It should be noted first that, after comparing the different creative ideas and techniques of Turner and Constable, Gombrich's conclusion once again shows his evaluation of the development trend of European art: The two possibilities that breaking the tradition brings to the artist are embodied in Turner and Constable. They can become poets in painting, seeking shock and drama; or they can decide to stick to the subject in front of them and explore nature with full force and fidelity. But no matter how great the reputation these Romantic painters enjoyed at the time,
I still believe that whatsapp database those who followed Constable's path, to discover the visible world without summoning poetic situations, had the more important and permanent Achievement. [4] This kind of praise for Constable, in fact, is not unique to Gombrich.

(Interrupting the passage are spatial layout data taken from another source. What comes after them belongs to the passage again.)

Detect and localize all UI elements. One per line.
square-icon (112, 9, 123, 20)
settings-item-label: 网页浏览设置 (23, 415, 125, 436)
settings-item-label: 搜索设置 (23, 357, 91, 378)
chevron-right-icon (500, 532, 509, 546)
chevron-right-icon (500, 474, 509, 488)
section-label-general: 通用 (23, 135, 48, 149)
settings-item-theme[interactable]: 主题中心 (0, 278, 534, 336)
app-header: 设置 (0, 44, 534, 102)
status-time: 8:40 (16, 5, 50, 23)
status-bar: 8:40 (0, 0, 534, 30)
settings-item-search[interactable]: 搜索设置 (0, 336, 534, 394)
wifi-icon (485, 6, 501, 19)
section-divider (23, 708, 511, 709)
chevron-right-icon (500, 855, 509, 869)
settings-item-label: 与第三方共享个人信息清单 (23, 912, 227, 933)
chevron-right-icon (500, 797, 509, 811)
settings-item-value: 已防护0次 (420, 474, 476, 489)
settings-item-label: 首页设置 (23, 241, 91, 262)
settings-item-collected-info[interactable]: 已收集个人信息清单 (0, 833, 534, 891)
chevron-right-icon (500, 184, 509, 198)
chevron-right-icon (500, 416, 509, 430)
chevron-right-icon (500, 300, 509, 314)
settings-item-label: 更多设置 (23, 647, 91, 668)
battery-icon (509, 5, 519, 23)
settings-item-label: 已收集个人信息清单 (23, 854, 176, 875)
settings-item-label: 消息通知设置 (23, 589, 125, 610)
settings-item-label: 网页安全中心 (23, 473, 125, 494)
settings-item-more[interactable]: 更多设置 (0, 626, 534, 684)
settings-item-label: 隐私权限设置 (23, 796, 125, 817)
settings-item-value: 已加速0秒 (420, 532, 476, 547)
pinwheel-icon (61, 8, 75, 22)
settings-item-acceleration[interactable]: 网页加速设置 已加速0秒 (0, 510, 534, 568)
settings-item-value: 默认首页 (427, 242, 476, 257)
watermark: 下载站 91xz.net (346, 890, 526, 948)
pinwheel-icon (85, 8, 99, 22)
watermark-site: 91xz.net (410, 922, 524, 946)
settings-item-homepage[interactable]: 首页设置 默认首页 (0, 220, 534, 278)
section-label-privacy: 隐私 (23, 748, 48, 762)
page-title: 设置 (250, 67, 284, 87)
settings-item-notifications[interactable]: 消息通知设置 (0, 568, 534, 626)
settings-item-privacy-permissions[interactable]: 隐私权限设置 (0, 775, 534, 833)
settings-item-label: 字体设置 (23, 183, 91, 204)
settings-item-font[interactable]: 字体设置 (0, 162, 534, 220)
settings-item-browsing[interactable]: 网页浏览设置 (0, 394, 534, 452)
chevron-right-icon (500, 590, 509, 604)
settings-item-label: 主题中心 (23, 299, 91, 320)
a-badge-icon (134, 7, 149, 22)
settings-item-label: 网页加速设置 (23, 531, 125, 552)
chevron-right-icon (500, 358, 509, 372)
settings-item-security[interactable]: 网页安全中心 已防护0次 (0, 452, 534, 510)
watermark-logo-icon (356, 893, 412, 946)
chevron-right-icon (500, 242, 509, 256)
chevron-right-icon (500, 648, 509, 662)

In the arguments of Frye, an earlier generation of British critics, formalist aesthetics and Cezanne's admirers, it has been shown. Frye gave two lectures in 1934 at the "Exhibition of British Art" (c.1000-1860) held at the then Royal Academy of Arts in London, which was later published as "Reflections on British Painting". The book, which ends with Constable, sees it as an important milestone in Western painting's gradual "discovery of appearances," as a bridge between 17th-century Dutch painting and late 19th-century
French Impressionism. The same point of view also appeared in the book "Landscape into Art" by another British art historian, Kenneth Clark (1903-1983), who was of the same generation as Gombrich. Originally a transcript of Clark's speech as the Slade Professor of Fine Art at Oxford University, the book was first published in 1949, just a year before Gombrich's Story of Art. [5] "Landscape into Art" and "Story of Art" both take European art as the overall scope of observation, but specifically take "landscape painting" as the object, becoming the first monograph on Western landscape painting.